On Overalls

Leandra Medine | April 11, 2012

Recently, an unusual infatuation with onesie styled denim has overcome me. Blame it on a looming Coachella or simply the mere fact that you can take the girl off the Man Repeller, but you can’t take the Man Repeller off the girl. Website MR vs philosophical entity MR in case you’re confused by the sentiment I tried to convey in that previous sentence and I suspect you must be. The fact of the matter is, rain or shine, day or night, all I want from life is overalls. Below you’ll find two outfits that may help get the wheels of your closet moving should you find yourself in a similar predicament and enable your, you know, life. The rain or shine portion of it is really more just because denim gets wet and that’s okay. Day or night depicts a casual vs. fancy dichotomy that gives longevity to the over-all experience at hand. That’s a play on word(s).

Overalls by NSF, muscle tee from Topshop, sneakers by Superga x The Row

Scenario A: Caught in the act while doing jumping jacks, Naomi wanted this photo to embody the playfulness of decorating a large portion of your body in denim. They just sort of take you back to the nineties where jumping rope and jacks then playing jacks was a day well done. I think we did alright. Lots of skin remains shown but look to the nearest man and gain an opinion. Does he want to bone me? I speculate not–and I say this in confidence pulling from personal experience.

Now, I’m not one to leave an outfit un-accessorized, enter the fancy.

In transit to Scenario B: Look at me, look at me, I have eyes. The hills have eyes. Look at me, look at me, my feet look like two tiers of mushroom haircuts. What? You don’t get that yet, but you will really soon.

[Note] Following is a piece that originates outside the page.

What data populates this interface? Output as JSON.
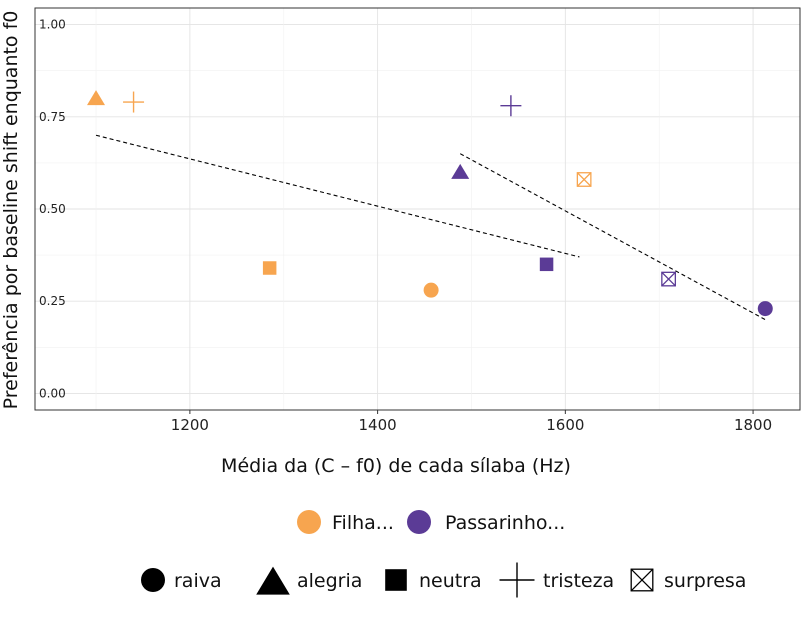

Dannijo necklaces, Giambattista Valli shoes, Ferragamo blazer, Valentino clutch

See? Mushroom haircut feet. The thing about this clutch, while I’ve never thrown up inside of it, I did win it–yes, win it–at an internal sale Valentino hosted while I was interning there. I paid something like $150 dollars for it. It retailed for a billion, which Facebook could have afforded–Instagram now too, but me, not so much. On to the photo though: I recently tweeted a picture of these overalls and called them my most offensive conquest of 2012. It may not seem that way from current view, it’s actually quite trendy, but you know what they say, when you assume you make an ass out of both you and me. So…
Feast your eyes on this saggy ass! The funny thing about presumable negative space when it’s between a chunk of denim and your butt is that it’s not so negative. I think this mission ends successfully repelled. Go on, resume living. Actually, please first look at the contenders up against one another.

Which do you prefer? Tell me. I have to know.